{Reference Type}: Journal Article {Title}: The chronic use of serotonin norepinephrine reuptake inhibitors facilitates dyskinesia priming in early Parkinson's disease. {Author}: Marano M;Pilotto A;Padovani A;Gupta D;Vivacqua G;Magliozzi A;Di Lazzaro V;Carta M;Meloni M; {Journal}: J Neurol {Volume}: 271 {Issue}: 7 {Year}: 2024 Jul 8 {Factor}: 6.682 {DOI}: 10.1007/s00415-024-12400-6 {Abstract}: BACKGROUND: Parkinson's disease (PD) patients are frequently exposed to antidepressant medications (ADMs). Norepinephrine (NE) and serotonin (5HT) systems have a role in levodopa-induced dyskinesias (LID) pathophysiology.
METHODS: We performed a longitudinal analysis on the PPMI cohort including drug-naïve PD patients, who are progressively exposed to dopamine replacement therapies (DRTs) to test the effect of ADM exposure on LID development by the 4th year of follow-up.
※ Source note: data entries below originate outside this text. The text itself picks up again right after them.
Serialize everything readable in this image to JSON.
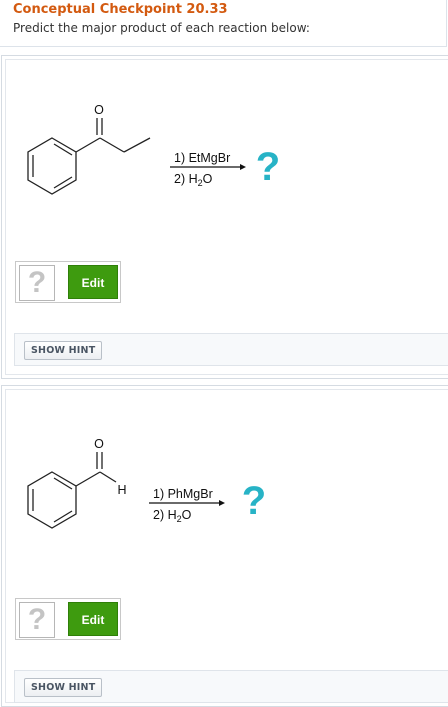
{
  "header": {
    "title": "Conceptual Checkpoint 20.33",
    "subtitle": "Predict the major product of each reaction below:"
  },
  "reactions": [
    {
      "reagent_line1": "1) EtMgBr",
      "reagent_line2_prefix": "2) H",
      "reagent_line2_sub": "2",
      "reagent_line2_suffix": "O",
      "product_placeholder": "?",
      "atom_labels": [
        "O"
      ],
      "answer_placeholder": "?",
      "edit_label": "Edit",
      "hint_label": "SHOW HINT"
    },
    {
      "reagent_line1": "1) PhMgBr",
      "reagent_line2_prefix": "2) H",
      "reagent_line2_sub": "2",
      "reagent_line2_suffix": "O",
      "product_placeholder": "?",
      "atom_labels": [
        "O",
        "H"
      ],
      "answer_placeholder": "?",
      "edit_label": "Edit",
      "hint_label": "SHOW HINT"
    }
  ],
  "colors": {
    "title": "#d35a10",
    "question_mark": "#27b3c6",
    "edit_button": "#3e9b0f"
  }
}
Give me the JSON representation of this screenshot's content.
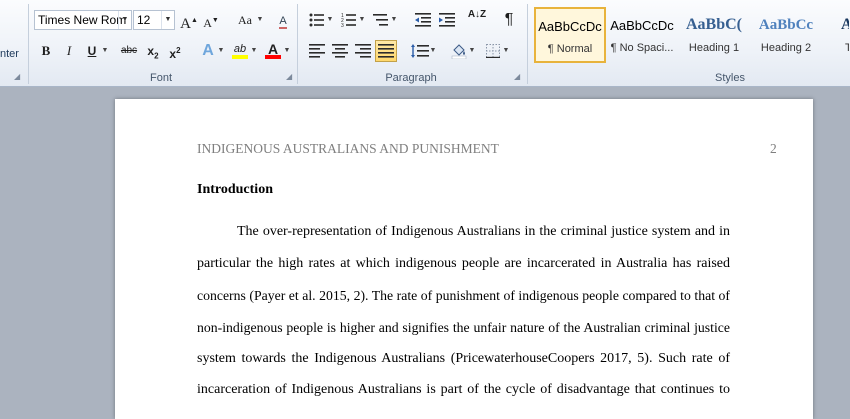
{
  "ribbon": {
    "clipboard_fragment": "nter",
    "font": {
      "label": "Font",
      "family": "Times New Rom",
      "size": "12",
      "grow_label": "A",
      "shrink_label": "A",
      "case_label": "Aa",
      "clear_label": "A",
      "bold_label": "B",
      "italic_label": "I",
      "underline_label": "U",
      "strike_label": "abc",
      "sub_label": "x",
      "sub_suffix": "2",
      "sup_label": "x",
      "sup_suffix": "2",
      "effects_label": "A",
      "highlight_label": "ab",
      "fontcolor_label": "A",
      "highlight_color": "#ffff00",
      "fontcolor_color": "#ff0000"
    },
    "paragraph": {
      "label": "Paragraph",
      "pilcrow": "¶",
      "sort_label": "A↓Z"
    },
    "styles": {
      "label": "Styles",
      "items": [
        {
          "sample": "AaBbCcDc",
          "name": "¶ Normal"
        },
        {
          "sample": "AaBbCcDc",
          "name": "¶ No Spaci..."
        },
        {
          "sample": "AaBbC(",
          "name": "Heading 1"
        },
        {
          "sample": "AaBbCc",
          "name": "Heading 2"
        },
        {
          "sample": "A",
          "name": "T"
        }
      ]
    }
  },
  "document": {
    "running_head": "INDIGENOUS AUSTRALIANS AND PUNISHMENT",
    "page_number": "2",
    "heading": "Introduction",
    "lines": [
      "The over-representation of Indigenous Australians in the criminal justice system and in",
      "particular the high rates at which indigenous people are incarcerated in Australia has raised",
      "concerns (Payer et al. 2015, 2). The rate of punishment of indigenous people compared to that of",
      "non-indigenous people is higher and signifies the unfair nature of the Australian criminal justice",
      "system towards the Indigenous Australians (PricewaterhouseCoopers 2017, 5). Such rate of",
      "incarceration of Indigenous Australians is part of the cycle of disadvantage that continues to"
    ]
  }
}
RESULTS: LID prevalence (according to MDS UPDRS score 4.1 ≥ 1) was 16% (42/251); these patients were more likely women (p = 0.01), had higher motor (p < 0.001) and depression scores (p = 0.01) and lower putaminal DAT binding ratio (p = 0.01). LID were associated with the exposure time to L-DOPA (2.2 ± 1.07 vs 2.6 ± 0.9, p = 0.02) and to the exposure to ADMs, in particular to SNRI (4.8% vs 21.4%, p < 0.001). The latter persisted after correcting for significant covariates (e.g., disease duration, cognitive status, motor impairment, depression, dopaminergic denervation). A similar difference in LID prevalence in PD patients exposed vs non-exposed to SNRI was observed on matched data by the real-world TriNetX repository (22% vs 13%, p < 0.001).
CONCLUSIONS: This study supports the presence of an effect of SNRI on LID priming in patients with early PD. Independent prospective cohort studies are warranted to further verify such association.